Oleh Helfizon Assyafei

Seberapa daya tahan tubuh kita maka kitalah yang tahu. Jangan memaksanya. Lelah akan menghentikannya. Saya mengalami hal itu. Badan kurang enak tetap main badminton dengan harapan badan jadi enak lagi. Tapi saya keliru. Malamnya stamina langsung drop. Tiga hari terkapar.  Demam dan hidung meler. Langsung istirahat total. Minum jahe, madu, dan obat demam. Alhamdulillah sudah berangsur pulih. Dan sudah bisa jogging lagi.

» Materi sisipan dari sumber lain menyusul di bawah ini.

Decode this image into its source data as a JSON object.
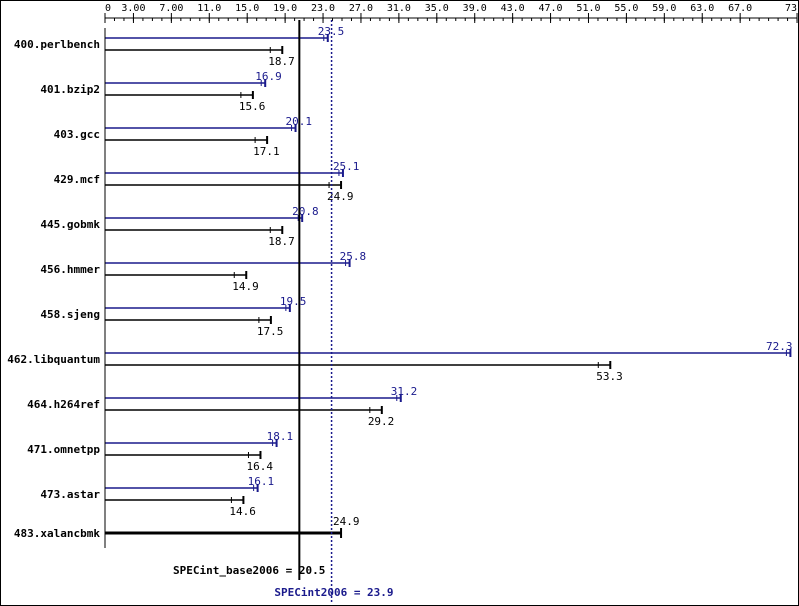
{
  "colors": {
    "peak": "#1a1a8c",
    "base": "#000000",
    "frame": "#000000",
    "background": "#ffffff"
  },
  "chart_data": {
    "type": "bar",
    "orientation": "horizontal",
    "xlim": [
      0,
      73.0
    ],
    "x_ticks": [
      {
        "value": 0,
        "label": "0"
      },
      {
        "value": 3,
        "label": "3.00"
      },
      {
        "value": 7,
        "label": "7.00"
      },
      {
        "value": 11,
        "label": "11.0"
      },
      {
        "value": 15,
        "label": "15.0"
      },
      {
        "value": 19,
        "label": "19.0"
      },
      {
        "value": 23,
        "label": "23.0"
      },
      {
        "value": 27,
        "label": "27.0"
      },
      {
        "value": 31,
        "label": "31.0"
      },
      {
        "value": 35,
        "label": "35.0"
      },
      {
        "value": 39,
        "label": "39.0"
      },
      {
        "value": 43,
        "label": "43.0"
      },
      {
        "value": 47,
        "label": "47.0"
      },
      {
        "value": 51,
        "label": "51.0"
      },
      {
        "value": 55,
        "label": "55.0"
      },
      {
        "value": 59,
        "label": "59.0"
      },
      {
        "value": 63,
        "label": "63.0"
      },
      {
        "value": 67,
        "label": "67.0"
      },
      {
        "value": 73,
        "label": "73.0"
      }
    ],
    "grid": false,
    "categories": [
      "400.perlbench",
      "401.bzip2",
      "403.gcc",
      "429.mcf",
      "445.gobmk",
      "456.hmmer",
      "458.sjeng",
      "462.libquantum",
      "464.h264ref",
      "471.omnetpp",
      "473.astar",
      "483.xalancbmk"
    ],
    "series": [
      {
        "key": "peak",
        "values": [
          23.5,
          16.9,
          20.1,
          25.1,
          20.8,
          25.8,
          19.5,
          72.3,
          31.2,
          18.1,
          16.1,
          24.9
        ],
        "labels": [
          "23.5",
          "16.9",
          "20.1",
          "25.1",
          "20.8",
          "25.8",
          "19.5",
          "72.3",
          "31.2",
          "18.1",
          "16.1",
          "24.9"
        ]
      },
      {
        "key": "base",
        "values": [
          18.7,
          15.6,
          17.1,
          24.9,
          18.7,
          14.9,
          17.5,
          53.3,
          29.2,
          16.4,
          14.6,
          24.9
        ],
        "labels": [
          "18.7",
          "15.6",
          "17.1",
          "24.9",
          "18.7",
          "14.9",
          "17.5",
          "53.3",
          "29.2",
          "16.4",
          "14.6",
          ""
        ]
      }
    ],
    "reference_lines": [
      {
        "key": "base",
        "value": 20.5,
        "label": "SPECint_base2006 = 20.5",
        "style": "solid"
      },
      {
        "key": "peak",
        "value": 23.9,
        "label": "SPECint2006 = 23.9",
        "style": "dotted"
      }
    ]
  }
}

Sakit memang tidak enak. Sakit mengajarkan kita bahwa kualitas hidup jauh turun ketika sedang diuji dengan sakit. Bahkan ibadah pun sulit konsentrasi. Makan rasa tidak enak. Tidurpun tidak lena. Nikmatnya sehat itu benar-benar terasa bila sedang sakit. Bila sedang sehat kadang kita abai akan nikmat sehat itu. Memaksa tubuh melakukan aktivitas pisik misalnya.

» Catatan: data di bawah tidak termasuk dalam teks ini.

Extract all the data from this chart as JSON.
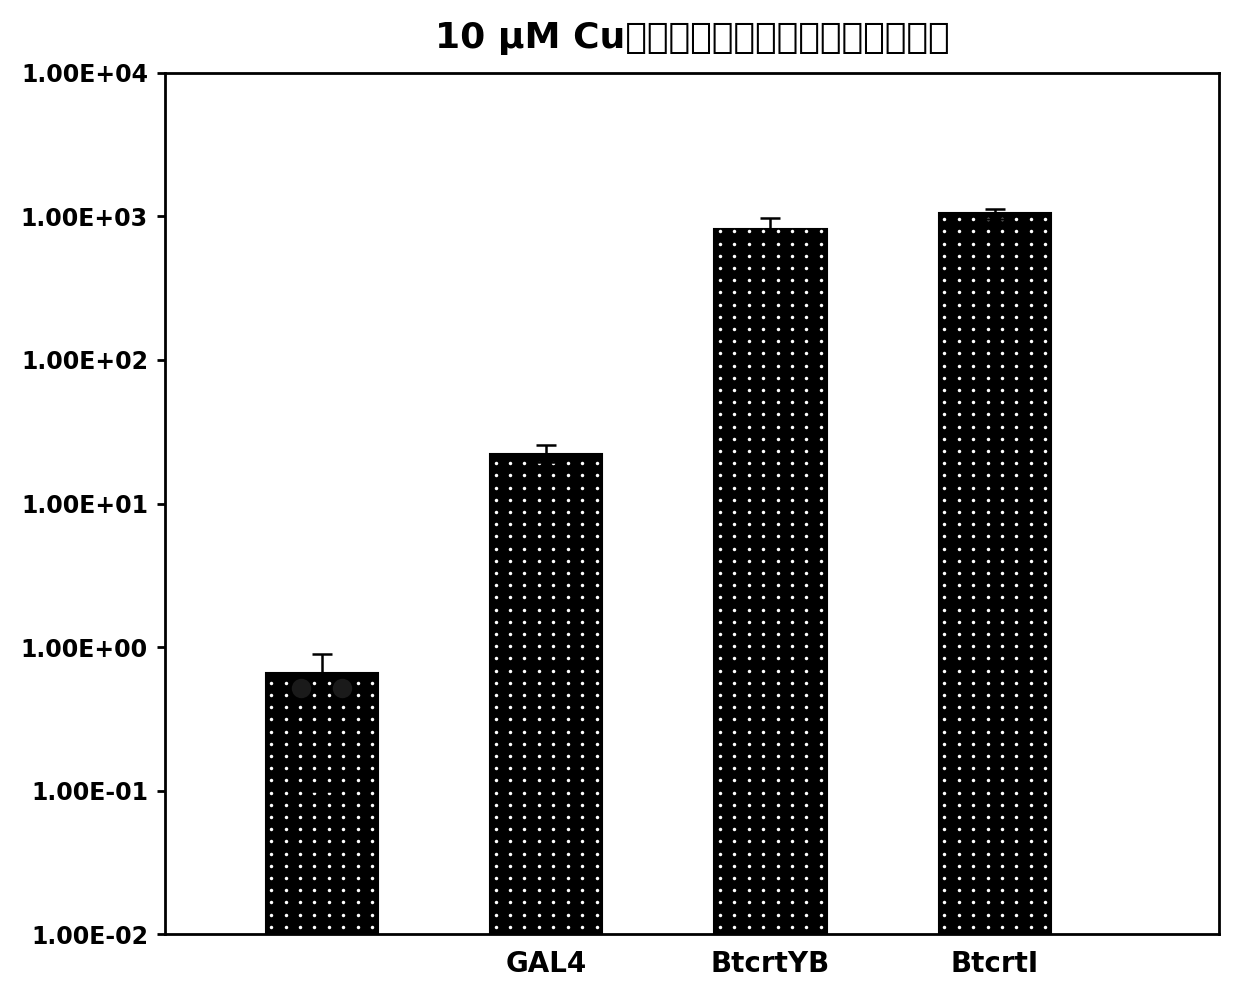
{
  "title": "10 μM Cu离子诱导条件下基因转录水平变化",
  "categories": [
    "",
    "GAL4",
    "BtcrtYB",
    "BtcrtI"
  ],
  "values": [
    0.65,
    22.0,
    820.0,
    1050.0
  ],
  "errors_low": [
    0.55,
    2.5,
    120.0,
    90.0
  ],
  "errors_high": [
    0.25,
    3.5,
    150.0,
    80.0
  ],
  "ylim_low": 0.01,
  "ylim_high": 10000,
  "bar_color": "#000000",
  "bg_color": "#ffffff",
  "title_fontsize": 26,
  "tick_fontsize": 17,
  "label_fontsize": 20,
  "bar_width": 0.5,
  "x_positions": [
    1,
    2,
    3,
    4
  ],
  "xlim": [
    0.3,
    5.0
  ]
}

Kadang terfikir oleh saya kalau sakit ringan saja bisa buat kita susah apalagi yang berat. Dari tuan guru saya belajar menghadapi kondisi tidak menyenangkan itu maka hati harus sabar dan tertaut pada-Nya. Memohon kesembuhan dan selalu bersangka baik sampai kesembuhan itu datang. Ia mengutip hadis berikut;

(HR. Bukhari no. 5641). “Tidaklah menimpa seorang mukmin rasa sakit yang terus menerus, kepayahan, penyakit, dan juga kesedihan, bahkan sampai kesusahan yang menyusahkannya, melainkan akan dihapuskan dengan dosadosanya.

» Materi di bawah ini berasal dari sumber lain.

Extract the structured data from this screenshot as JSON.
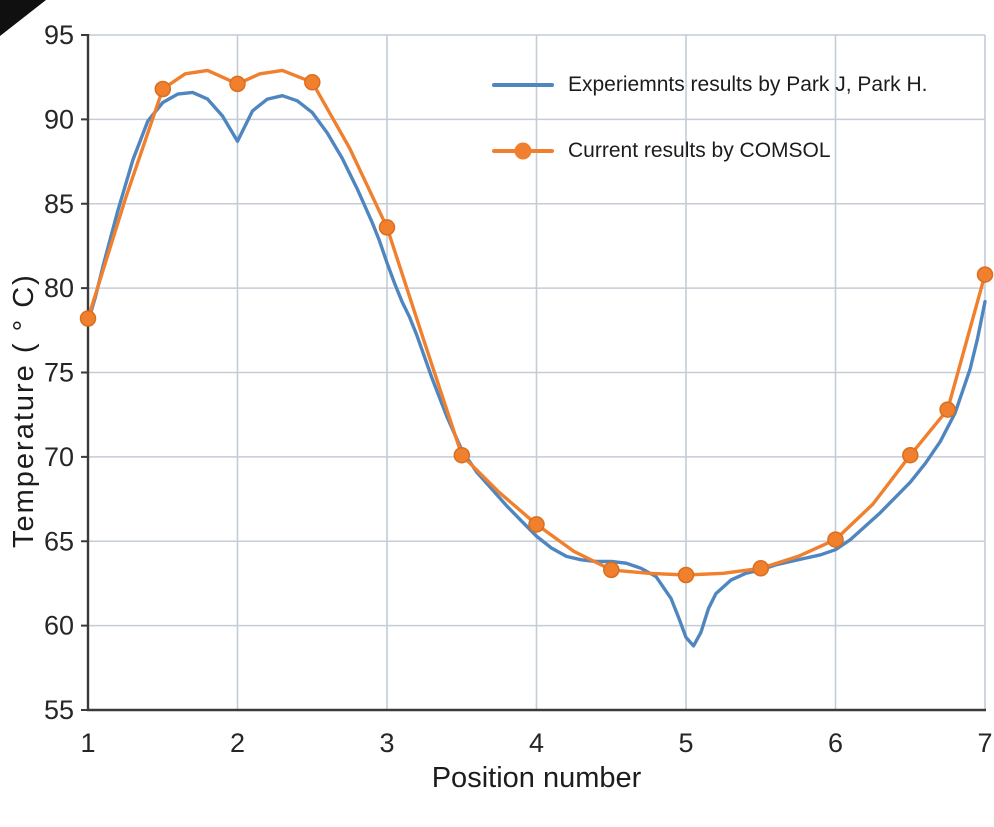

Pelajarannya; kalau sakit dan kesusahan bisa menghapus dosa-dosa maka hati jadi sabar menerimanya. Lebih baik dihapuskan dosa kita di dunia ini daripada harus menanggungnya kelak di dunia lain. Mungkin kita tidak sakit, tapi diuji dengan kesusahan. Ketidakadilan. Kezaliman penguasa misalnya. Maka kuatkanlah kesabaran. Jaga hati kita agar tidak jadi negatif.

Jangan berhenti berharap pada-Nya. Jangan menyerah. Teruslah melangkah. Jalan mungkin terlihat panjang dan tak berujung. Tapi sadarlah segala sesuatu tidak ada yang kekal. Allah bisa mengubah yang tidak mungkin menjadi mungkin. Stamina tubuh kita mungkin terbatas. Tapi stamina keyakinan (sabar) harus lebih kuat. Mengapa? Karena Alquran menyebutkan Allah bersama orang-orang yang sabar. Tinggi kedudukan sabar. Kata ahli hikmah seperti kepala di badan.

Sabar dalam berjuang. Sabar dalam berusaha. Sabar dalam menahan derita. Semoga kita bisa.